Goniometric relationships

1. Jul 6, 2012

The Alchemist

1. The problem statement, all variables and given/known data
Given the following relation for θ:
$\frac{I_{\pi}}{I_{\sigma}} = \frac{\sin^2{\theta}}{1 + \cos^2{\theta}}$
solve for θ

2. Relevant equations
$\cos^2 x + \sin^2 x = 1$

3. The attempt at a solution
If I solve this I get: $\theta = \arcsin{\left(\pm\frac{2 I_{\pi}}{I_{\sigma}+I_{\pi}}\right)}$
But the paper where this equation is from says: Consequently θ becomes:
$\theta = \arctan{\left(\pm\frac{2 I_{\pi}}{I_{\sigma}-I_{\pi}}\right)}$

Is there a way to come to the arctan expression? Or is the paper wrong? I'm quite stuck.

2. Jul 6, 2012

Curious3141

Are you missing a square root sign on both your expressions?

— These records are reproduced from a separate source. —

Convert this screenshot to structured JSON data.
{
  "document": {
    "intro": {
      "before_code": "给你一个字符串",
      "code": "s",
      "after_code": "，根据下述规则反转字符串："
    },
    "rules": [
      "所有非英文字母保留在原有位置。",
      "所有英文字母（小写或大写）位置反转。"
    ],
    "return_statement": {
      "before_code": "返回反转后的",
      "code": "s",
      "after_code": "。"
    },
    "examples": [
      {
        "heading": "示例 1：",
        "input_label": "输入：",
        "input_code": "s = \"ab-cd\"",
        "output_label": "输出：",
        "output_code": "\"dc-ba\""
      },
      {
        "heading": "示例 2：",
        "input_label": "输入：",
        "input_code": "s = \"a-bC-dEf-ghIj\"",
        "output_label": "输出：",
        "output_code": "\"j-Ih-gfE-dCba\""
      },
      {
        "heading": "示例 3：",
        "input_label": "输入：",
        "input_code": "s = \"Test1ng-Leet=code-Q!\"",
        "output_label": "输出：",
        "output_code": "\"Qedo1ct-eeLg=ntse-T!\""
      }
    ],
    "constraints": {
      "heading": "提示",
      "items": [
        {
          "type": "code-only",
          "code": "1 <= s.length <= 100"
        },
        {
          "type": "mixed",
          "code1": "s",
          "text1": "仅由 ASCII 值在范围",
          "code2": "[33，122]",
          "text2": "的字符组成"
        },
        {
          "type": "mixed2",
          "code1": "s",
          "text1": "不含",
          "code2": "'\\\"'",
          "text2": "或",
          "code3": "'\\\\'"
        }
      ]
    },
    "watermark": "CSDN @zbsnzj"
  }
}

Because I'm getting $\theta = \arcsin{\left(\pm \sqrt{\frac{2I_{\pi}}{I_{\sigma} + I_{\pi}}}\right)} = \arctan{\left(\pm \sqrt{\frac{2I_{\pi}}{I_{\sigma} - I_{\pi}}}\right)}$

To get the arctan expression, find cos θ then divide sin θ by cos θ to get tan θ, then take the arctangent.

3. Jul 6, 2012

The Alchemist

You're right I missed the square root in the arcsin, the arctan though doesn't have one!

When I solve for cosine θ $\theta = \arccos{ \left( \pm \sqrt{ \frac{I_{\sigma} - I_{\pi}}{I_{\sigma} + I_{\pi}}}\right)}$
How can I then come to an arctan expression?

4. Jul 6, 2012

Curious3141

Just divide the sine by the cosine. The denominators cancel out.

There should be a sqrt on the arctan expression as well.

5. Jul 6, 2012

The Alchemist

Oh, I was too dazzled! thanks for the help.
So the equation in the paper misses the sqrt...

6. Jul 6, 2012

Curious3141

Mistakes in print are nothing new.